Hmm yeah, you're probably right. @CBurge95 would you be able to edit https://github.com/DHARPA-Project/kiara-website/issues/10#issuecomment-1814317252 to put type hints where they'd be useful for you? And if you have time, suggest or make changes to my attempt at sample code https://github.com/DHARPA-Project/kiara-website/pull/11/files, to suggest how it might be helpful to introduce type hints?

or were you thinking more like a separate docs page that introduces our conventions for code in the docs, including explaining a bit about type hints?

CBurge95 commented 7 months ago

Ahh sorry; I was thinking in terms of this import_csv_file_inputs = { "path": "./myfile.csv", "quite": "often", "there's": "lots", "of_things": "here", }

that we can also have this nice and clear in the metadata - sorry I completely misunderstood, entirely my fault for not reading things properly!!

I think normal type hints (i.e. the hashtags bit) are actually really helpful - ideally if we're writing in markdown they'd be fleshed out in the paragraphs(?) surrounding them, but I write type hints quite a lot and appreciate when they're there, it helps me keep track of my own code, and I struggle to read others without it.

caro401 commented 7 months ago

Sorry, I completely failed to explain what I meant by type hints. In Python (3.6+ IIRC), you can optionally add annotations to variables and functions to tell the code user, your text editor/IDE and optionally a python type checker (you might see MyPy or Pyre for this), what Python type that thing is. For example

# no type hint on this variable, the user has to guess what type it is, it might change later on in the code
thing = 'stuff'

# this one has a type hint (the : str bit), which tells the user this thing is a string
# so when you refer to the variable later, you know what kind of data is in it
other_thing: str = 'example'

This is more useful when you have a variable with a more complex type than string of course! We might use it to denote for example that run_job returns something, then you extract a Value out of that response. This might look like

# ... some other stuff
results = api.run_job("import.local.file", inputs=inputs)

# this file_results thing is of type Value
file_result: Value = results["file"]

This helps the person reading the code have an idea what's stored in a variable, and therefore what you can do with it later on, and can also help your text editor (VSCode etc) autocomplete functions on that value later. Here's a quick summary about type hints in case you want to learn more

@CBurge95 I think you might be referring to comments? We should absolutely put comments everywhere!

# this is a comment in python, it starts with a #
MariellaCC commented 7 months ago

@caro401

About the code snippet: This is exactly what I meant, thank you! And I agree with the conventions you defined in this snippet.

Type hints: I think you're right in leaving them out of the code for Jupyter notebooks.

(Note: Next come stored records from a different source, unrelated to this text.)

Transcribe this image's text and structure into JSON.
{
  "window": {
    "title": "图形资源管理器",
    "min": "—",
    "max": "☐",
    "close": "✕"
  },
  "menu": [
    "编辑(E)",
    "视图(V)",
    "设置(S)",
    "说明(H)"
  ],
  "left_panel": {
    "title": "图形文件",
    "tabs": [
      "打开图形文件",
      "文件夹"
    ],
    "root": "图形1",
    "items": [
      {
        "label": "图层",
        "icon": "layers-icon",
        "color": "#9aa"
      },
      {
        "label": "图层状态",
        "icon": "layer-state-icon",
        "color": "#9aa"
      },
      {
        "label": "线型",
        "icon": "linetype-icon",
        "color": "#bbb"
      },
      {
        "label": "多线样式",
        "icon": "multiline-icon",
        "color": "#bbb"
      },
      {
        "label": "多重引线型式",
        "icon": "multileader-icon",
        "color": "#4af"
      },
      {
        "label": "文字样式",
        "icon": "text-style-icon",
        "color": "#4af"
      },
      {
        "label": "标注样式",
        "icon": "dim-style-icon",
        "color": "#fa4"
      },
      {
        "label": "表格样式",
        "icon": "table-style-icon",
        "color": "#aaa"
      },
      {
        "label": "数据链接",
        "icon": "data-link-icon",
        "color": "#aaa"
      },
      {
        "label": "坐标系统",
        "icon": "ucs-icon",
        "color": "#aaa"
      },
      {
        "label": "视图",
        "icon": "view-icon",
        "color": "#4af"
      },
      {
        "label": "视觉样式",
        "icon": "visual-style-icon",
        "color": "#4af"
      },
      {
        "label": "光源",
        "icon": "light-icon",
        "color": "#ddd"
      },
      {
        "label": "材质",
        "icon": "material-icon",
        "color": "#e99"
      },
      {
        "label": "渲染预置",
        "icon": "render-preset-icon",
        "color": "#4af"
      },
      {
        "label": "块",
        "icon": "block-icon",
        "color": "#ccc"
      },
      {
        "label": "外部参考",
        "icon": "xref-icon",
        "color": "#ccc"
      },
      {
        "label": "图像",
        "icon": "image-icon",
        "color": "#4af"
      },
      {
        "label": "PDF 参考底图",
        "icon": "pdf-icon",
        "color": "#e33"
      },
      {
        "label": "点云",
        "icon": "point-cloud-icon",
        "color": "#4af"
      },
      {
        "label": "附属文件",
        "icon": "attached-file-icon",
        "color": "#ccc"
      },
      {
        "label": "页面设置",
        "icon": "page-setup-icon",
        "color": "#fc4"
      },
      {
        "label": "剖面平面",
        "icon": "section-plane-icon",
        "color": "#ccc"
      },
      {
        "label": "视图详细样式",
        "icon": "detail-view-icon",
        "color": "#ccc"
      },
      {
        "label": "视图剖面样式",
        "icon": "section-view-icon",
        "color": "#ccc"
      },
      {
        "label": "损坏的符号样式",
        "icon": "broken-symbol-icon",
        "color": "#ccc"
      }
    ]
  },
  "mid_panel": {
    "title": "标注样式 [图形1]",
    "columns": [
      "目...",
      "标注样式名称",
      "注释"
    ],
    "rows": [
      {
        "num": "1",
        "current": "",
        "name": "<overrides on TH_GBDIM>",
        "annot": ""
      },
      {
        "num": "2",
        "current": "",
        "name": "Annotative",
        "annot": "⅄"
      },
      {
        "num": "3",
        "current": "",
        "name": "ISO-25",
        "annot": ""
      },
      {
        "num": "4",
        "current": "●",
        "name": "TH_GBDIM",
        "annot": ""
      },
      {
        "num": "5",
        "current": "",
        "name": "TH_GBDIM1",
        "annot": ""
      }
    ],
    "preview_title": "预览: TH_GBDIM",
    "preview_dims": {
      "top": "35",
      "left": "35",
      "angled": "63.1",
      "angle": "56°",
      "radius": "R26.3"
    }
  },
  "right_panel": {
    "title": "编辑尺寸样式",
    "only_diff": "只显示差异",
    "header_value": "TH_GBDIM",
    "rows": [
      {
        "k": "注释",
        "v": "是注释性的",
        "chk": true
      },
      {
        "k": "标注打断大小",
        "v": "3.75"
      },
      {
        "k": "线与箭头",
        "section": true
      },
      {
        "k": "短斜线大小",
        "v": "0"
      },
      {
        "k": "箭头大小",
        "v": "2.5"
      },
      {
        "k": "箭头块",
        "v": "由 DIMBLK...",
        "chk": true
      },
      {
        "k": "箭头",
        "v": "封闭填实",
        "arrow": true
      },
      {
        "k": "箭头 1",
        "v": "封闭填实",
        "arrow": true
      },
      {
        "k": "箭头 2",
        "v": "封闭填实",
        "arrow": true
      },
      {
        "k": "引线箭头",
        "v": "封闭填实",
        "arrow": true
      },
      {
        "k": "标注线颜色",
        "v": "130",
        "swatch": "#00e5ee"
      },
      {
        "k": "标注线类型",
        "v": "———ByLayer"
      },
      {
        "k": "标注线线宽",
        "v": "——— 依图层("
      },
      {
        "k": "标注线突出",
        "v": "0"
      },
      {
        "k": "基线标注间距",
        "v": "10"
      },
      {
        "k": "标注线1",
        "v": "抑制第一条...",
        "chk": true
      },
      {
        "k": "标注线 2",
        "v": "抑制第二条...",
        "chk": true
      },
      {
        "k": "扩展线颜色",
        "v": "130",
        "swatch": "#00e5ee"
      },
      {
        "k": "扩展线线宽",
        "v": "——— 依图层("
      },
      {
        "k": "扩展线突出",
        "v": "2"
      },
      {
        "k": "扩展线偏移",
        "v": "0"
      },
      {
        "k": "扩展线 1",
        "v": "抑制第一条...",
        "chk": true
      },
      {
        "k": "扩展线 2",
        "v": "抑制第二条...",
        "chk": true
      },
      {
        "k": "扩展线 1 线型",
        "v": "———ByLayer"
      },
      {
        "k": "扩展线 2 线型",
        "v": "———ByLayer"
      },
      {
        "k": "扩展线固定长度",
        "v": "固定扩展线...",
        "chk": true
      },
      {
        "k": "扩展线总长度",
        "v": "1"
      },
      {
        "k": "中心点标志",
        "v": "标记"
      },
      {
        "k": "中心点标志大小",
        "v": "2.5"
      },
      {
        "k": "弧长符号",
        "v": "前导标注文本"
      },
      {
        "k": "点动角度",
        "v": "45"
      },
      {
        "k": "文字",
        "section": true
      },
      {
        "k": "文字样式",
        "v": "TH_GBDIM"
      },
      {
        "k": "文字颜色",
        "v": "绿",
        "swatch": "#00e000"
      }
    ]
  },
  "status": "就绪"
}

CBurge95 commented 7 months ago

I think you might be referring to comments? We should absolutely put comments everywhere!

Yes I definitely was - thank you bearing with me, and for explaining things so clearly to me!! Sorry everyone for clogging this issue with my incompetence. And given my utter (self-inflicted) confusion, I would agree that type hints are good left out of Jupyter notebooks (and coders of that level) - great for developer documentation, less so for newbie users like me.

makkus commented 7 months ago

Quick heads up: I'm working on some docs for the network_data type, and for that it looks quite useful to add the type-hints (along with their import statements) to some of my code examples. This is geared toward more low-level usage (like creating a module) as opposed to using the kiara API in Jupyter, so I think it'd be maybe a good thing to be more flexible in this regard for the lower level docs.